The Department of Agriculture has targeted a hybrid rice area of an unprecedented 1.2 to 1.3 million hectares for crop year 2022 after a lull in hybrid planting as it aims to boost food security amid the continuing COVID 19 pandemic.
At least 700 hectares of hybrid rice are being readied for the bumper dry season of 2022. That leaves around 500 to 600 hectares for the less anticipated rainy season, but still a big area compared to previous years.
Out of the 15 priority provinces, five provinces already have identified locations. These top five provinces are Bukidnon, Bicol, Nueva Ecija, Isabela, and Ilocos.
“For our third year now, we have aggressively pursued hybrid rice planting. That is the reason why we have been able to attain the highest level of rice production this year. With hybrid rice, you’re sure to automatically harvest an additional 1.52 metric tons per hectare versus inbred,” said Dr. Frisco Malabanan, DA rice program consultant.
The Philippines posted a record rice harvest of 19.44 million MT in 2020 from 18.81 million MT in 2019.
Yet, the DA budget for the food security program for 2022 has yet to be assured for the hybrid rice program to sustain.
“The budget of DA for food security has yet to be approved. It’s still being discussed in the Senate,” Malabanan said in a statement.
Private seed growers have committed to supply DA the needed hybrid rice seeds. They are readying the rice area particularly involving DA’s rice clustering program.
The clustering program consolidates a hybrid rice area of at least 100 hectares particularly in 15 priority provinces.
“We assure government of our support for this public partnership program. It will be the key to our goal for food sufficiency and food security,” said Rice Board President Recher Ondap.
“We hope to be assured of the government’s budget allocation as many farmers have started land preparation for the dry season 2022. Budgetary support should not only be for this rice clustering program but for the entire food sufficiency and resiliency program.”
The DA has been successful in restoring the hybrid rice program after it secured a budget for this in the last two years.
“Secretary (William) Dar has been supported by the economic managers in the budget for hybrid rice. Prior to this, our hybrid rice area was only at around 300,000 to 400,000 hectares,” Malabanan said.
Under the hybrid rice program, DA allocated a seed subsidy of P5,000 per hectare. This is with a fertilizer support of three vouchers per farmer equivalent to P1,000 per voucher.
But these are not the only things needed for the DA rice program to take off. The programs on irrigation, fertilization, mechanization also have to be funded.
DA also has a separate program for certified rice seeds under RCEP (Rice Competitiveness Enhancement Fund.
DA envisions the Rice Clustering Program to be a banner program for achieving a highly competitive status in rice sector.
The Rice Clustering Program will be a model of best practices focused initially in the 15 priority provinces.
However, the model can be replicated in all of Philippines’ regions.

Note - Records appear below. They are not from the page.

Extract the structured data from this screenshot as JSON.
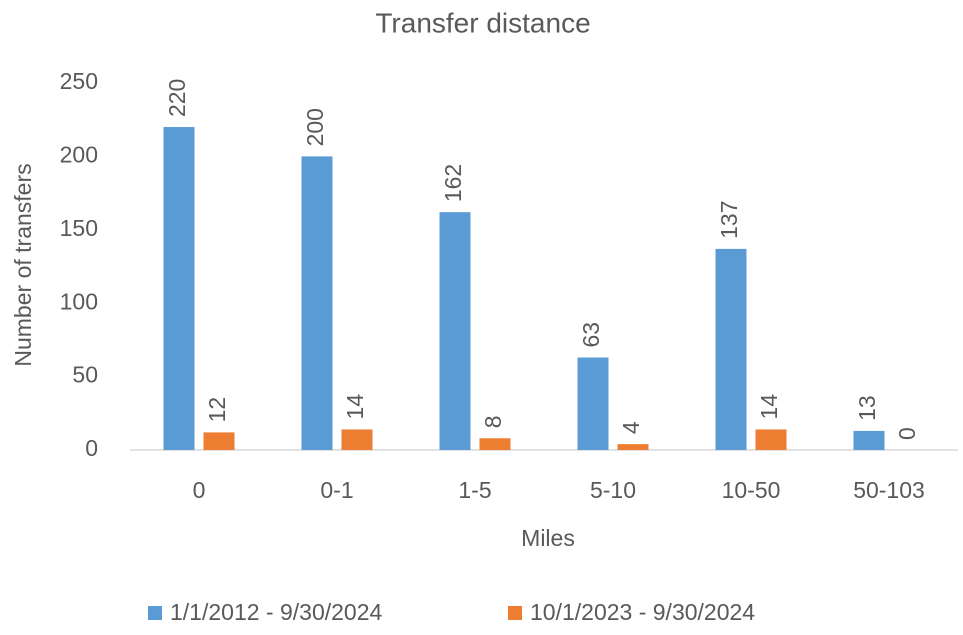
{
  "chart_data": {
    "type": "bar",
    "title": "Transfer distance",
    "x_label": "Miles",
    "y_label": "Number of transfers",
    "categories": [
      "0",
      "0-1",
      "1-5",
      "5-10",
      "10-50",
      "50-103"
    ],
    "series": [
      {
        "name": "1/1/2012 - 9/30/2024",
        "color": "#5b9bd5",
        "values": [
          220,
          200,
          162,
          63,
          137,
          13
        ]
      },
      {
        "name": "10/1/2023 - 9/30/2024",
        "color": "#ed7d31",
        "values": [
          12,
          14,
          8,
          4,
          14,
          0
        ]
      }
    ],
    "ylim": [
      0,
      250
    ],
    "yticks": [
      0,
      50,
      100,
      150,
      200,
      250
    ],
    "grid": false,
    "legend": "bottom"
  }
}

The clustered area will be a model for the use of high yielding seeds, balanced fertilization, adequate irrigation, use of modern machines for land preparation and post harvest, availability of credit, use of technology for various cultural practices, and market linkage.
The clustered areas will no longer just be technology demonstration (techno-demo) or trial areas but will be sustaining commercial farms.
The Rice Board has long been supporting DA’s hybrid rice program. In particular,
Rice board’s private seed growers have consistently participated in the yearly National Rice Technology Forum.
It is a competition for the highest rice yield administered by DA and the Philippine Rice Research Institute (Philrice).
A total of 13 techno-demo trials had been carried out by the DA. local government units, and private sector under the NRTF in the last seven years as an effort to transfer hybrid rice technology to farmers.
The last one was held in Leyte. Report on the trials came out last October 12, 2021.
Under DA’s Memo Circular (MC) No. 11 issued June 2, 2021, these clustered hybrid rice farms should produce at least one metric ton (MT) higher yield than certified inbred seeds. Or yield should be equivalent to at least 5 MT per hectare.
The seed companies also provide the needed technical support to farmers and guide them on the proper management of their varieties.
“The Rice Board adheres to this provision,” Ondap said. “In fact, seed companies are employing more technical people to better facilitate the transfer of hybrid rice technology to farmers.”
As they are expected to churn out high yield, these hybrid rice farms should raise the country’s food self sufficiency. They should reduce rice imports now reaching to some two million MT yearly. This program should also reduce production cost and increase the income of rice farmers.
“Any country in the world, if it can produce its staple locally, it would do it because it’s difficult to be depending on the world market for your staple’s supply,” Malabanan said.